6 interesting things you didn't know about Paula Dybala including the reason behind his mask celebration
Paulo Dybala has long been hailed as Lionel Messi’s successor in the Argentine setup. The 23-year-old earned a €32 million transfer to Juventus at the start of the 2015 season after impressing at Palermo and has not looked back since.
The fleet-footed Argentine rose to stardom after his scintillating display against Barcelona in the quarter-final of the UEFA Champions League, which literally knocked out the Blaugrana from the competition. Dybala scored a brace in the first-leg of the tie as Juventus won the game 3-0 and Barcelona needed to overturn this deficit in the second leg but Messi and company fired blanks, ensuring that the Catalan outfit’s Champions League journey came to an end.
Dybala has long been linked with big-money moves to Spanish giants Real Madrid and Barcelona, and while the Argentine has pledged his long-term future to the Turin giants, we all know anything can happen in the world of football and it seems to be only a matter of time before he ends up at the shores of Spain.
#1 His nicknames
Paulo Dybala has two very interesting and intriguing nicknames – ‘La Joya’ which means ‘The Jewel’ and ‘El pibe de la pensión’ which translates to ‘The kid that creates the pension’. He got the nickname ‘El pibe de la pension’ after his father’s untimely death, which forced him to move out of his house and shift to Cordoba’s guesthouse.

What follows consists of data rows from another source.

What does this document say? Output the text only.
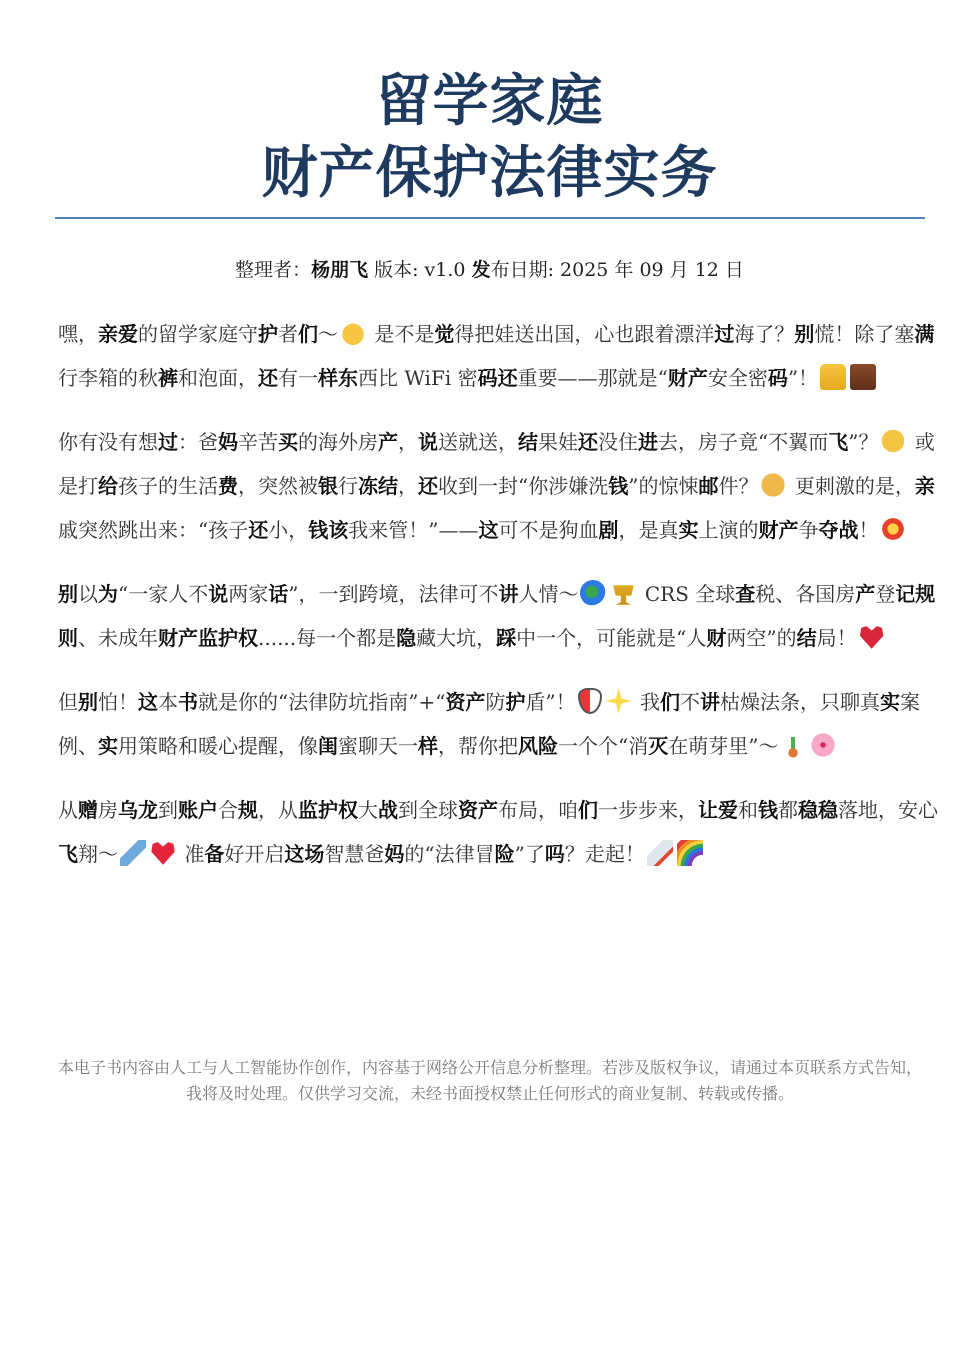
留学家庭
财产保护法律实务
整理者：杨朋飞 版本: v1.0 发布日期: 2025 年 09 月 12 日

嘿，亲爱的留学家庭守护者们～ 是不是觉得把娃送出国，心也跟着漂洋过海了？别慌！除了塞满行李箱的秋裤和泡面，还有一样东西比 WiFi 密码还重要——那就是“财产安全密码”！

你有没有想过：爸妈辛苦买的海外房产，说送就送，结果娃还没住进去，房子竟“不翼而飞”？ 或是打给孩子的生活费，突然被银行冻结，还收到一封“你涉嫌洗钱”的惊悚邮件？ 更刺激的是，亲戚突然跳出来：“孩子还小，钱该我来管！”——这可不是狗血剧，是真实上演的财产争夺战！

别以为“一家人不说两家话”，一到跨境，法律可不讲人情～	CRS 全球查税、各国房产登记规则、未成年财产监护权......每一个都是隐藏大坑，踩中一个，可能就是“人财两空”的结局！

但别怕！这本书就是你的“法律防坑指南”+“资产防护盾”！	我们不讲枯燥法条，只聊真实案例、实用策略和暖心提醒，像闺蜜聊天一样，帮你把风险一个个“消灭在萌芽里”～

从赠房乌龙到账户合规，从监护权大战到全球资产布局，咱们一步步来，让爱和钱都稳稳落地，安心飞翔～	准备好开启这场智慧爸妈的“法律冒险”了吗？走起！

本电子书内容由人工与人工智能协作创作，内容基于网络公开信息分析整理。若涉及版权争议，请通过本页联系方式告知，我将及时处理。仅供学习交流，未经书面授权禁止任何形式的商业复制、转载或传播。
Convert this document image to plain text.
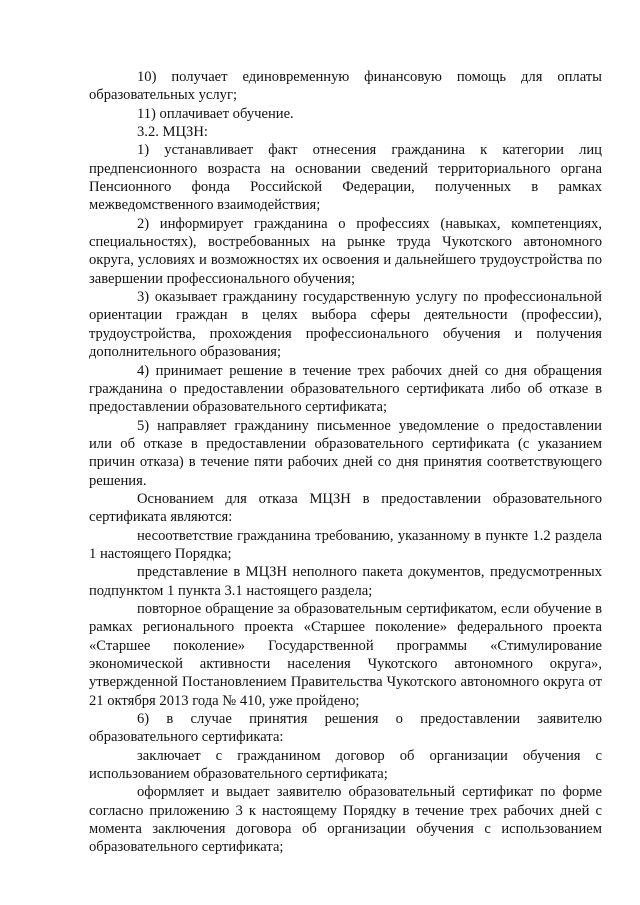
10) получает единовременную финансовую помощь для оплаты образовательных услуг;

11) оплачивает обучение.

3.2. МЦЗН:

1) устанавливает факт отнесения гражданина к категории лиц предпенсионного возраста на основании сведений территориального органа Пенсионного фонда Российской Федерации, полученных в рамках межведомственного взаимодействия;

2) информирует гражданина о профессиях (навыках, компетенциях, специальностях), востребованных на рынке труда Чукотского автономного округа, условиях и возможностях их освоения и дальнейшего трудоустройства по завершении профессионального обучения;

3) оказывает гражданину государственную услугу по профессиональной ориентации граждан в целях выбора сферы деятельности (профессии), трудоустройства, прохождения профессионального обучения и получения дополнительного образования;

4) принимает решение в течение трех рабочих дней со дня обращения гражданина о предоставлении образовательного сертификата либо об отказе в предоставлении образовательного сертификата;

5) направляет гражданину письменное уведомление о предоставлении или об отказе в предоставлении образовательного сертификата (с указанием причин отказа) в течение пяти рабочих дней со дня принятия соответствующего решения.

Основанием для отказа МЦЗН в предоставлении образовательного сертификата являются:

несоответствие гражданина требованию, указанному в пункте 1.2 раздела 1 настоящего Порядка;

представление в МЦЗН неполного пакета документов, предусмотренных подпунктом 1 пункта 3.1 настоящего раздела;

повторное обращение за образовательным сертификатом, если обучение в рамках регионального проекта «Старшее поколение» федерального проекта «Старшее поколение» Государственной программы «Стимулирование экономической активности населения Чукотского автономного округа», утвержденной Постановлением Правительства Чукотского автономного округа от 21 октября 2013 года № 410, уже пройдено;

6) в случае принятия решения о предоставлении заявителю образовательного сертификата:

заключает с гражданином договор об организации обучения с использованием образовательного сертификата;

оформляет и выдает заявителю образовательный сертификат по форме согласно приложению 3 к настоящему Порядку в течение трех рабочих дней с момента заключения договора об организации обучения с использованием образовательного сертификата;
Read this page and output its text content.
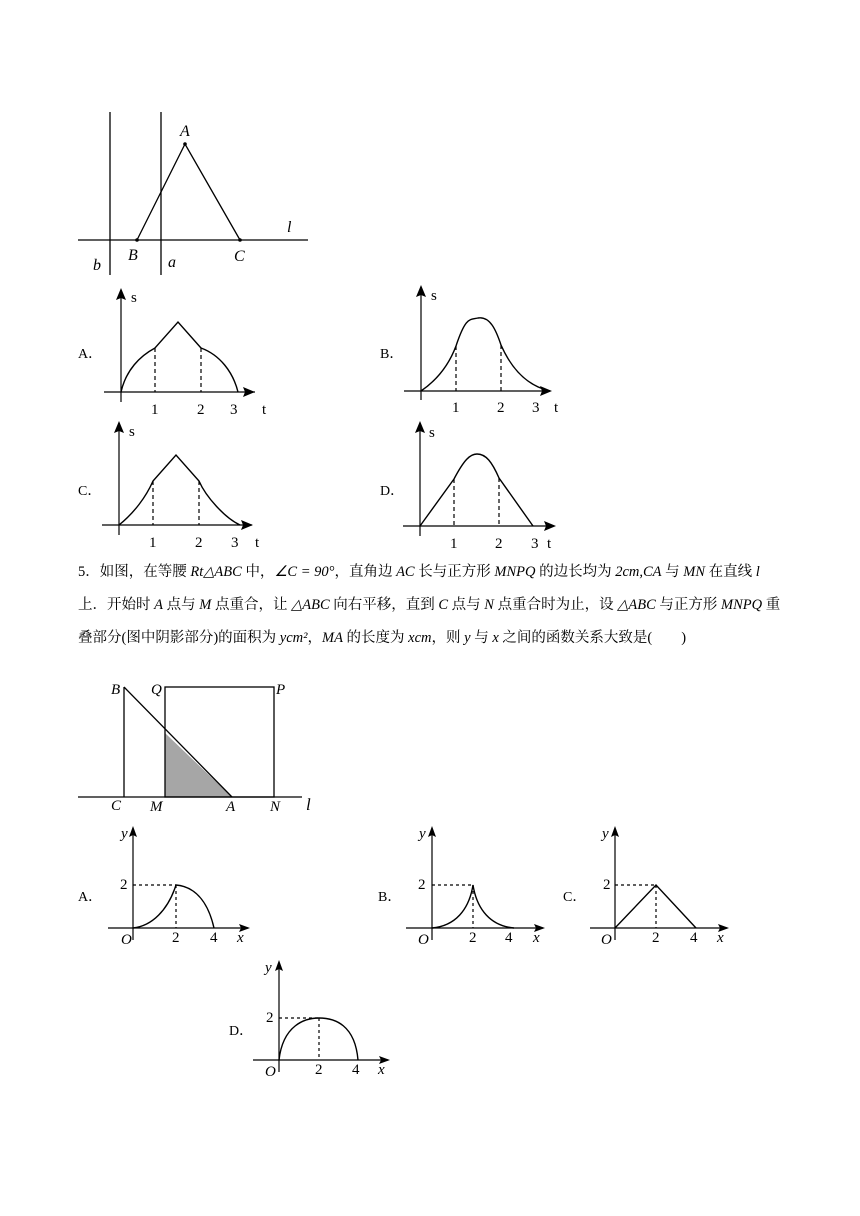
A
B	C
a
b
l
A．	B．
C．	D．
s
t
1	2 3
s
t
1	2 3
s
t
1	2 3
s
t
1	2 3

5．如图，在等腰 Rt△ABC 中，∠C = 90°，直角边 AC 长与正方形 MNPQ 的边长均为 2cm,CA 与 MN 在直线 l

上．开始时 A 点与 M 点重合，让 △ABC 向右平移，直到 C 点与 N 点重合时为止，设 △ABC 与正方形 MNPQ 重

叠部分(图中阴影部分)的面积为 ycm²，MA 的长度为 xcm，则 y 与 x 之间的函数关系大致是(　　)

B Q	P
C M	A N l
A．	B．	C．
D．
y
x
O
2
2 4
y
x
O
2
2 4
y
x
O
2
2 4
y
x
O
2
2 4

While the second of his nickname is a bit too complicated, the former was endowed on the Juventus striker by Argentine journalist Marcos Villalobo. The story goes that during Dybala’s early years, Villalobo was in attendance during a game in which the fleet-footed forward was playing and mesmerized by the exploits of the youngster he named him ‘La Joya’, for the striker was like a rough diamond. The nickname has subsequently been adopted by the fans and his teammates.
Dybala’s former teammate and world’s most expensive transfer, Paul Pogba, had a different nickname for the former Palermo star. The Manchester United midfielder used to call Dybala – Square R2 – the buttons on the playstation controller that allows one to turn and shoot.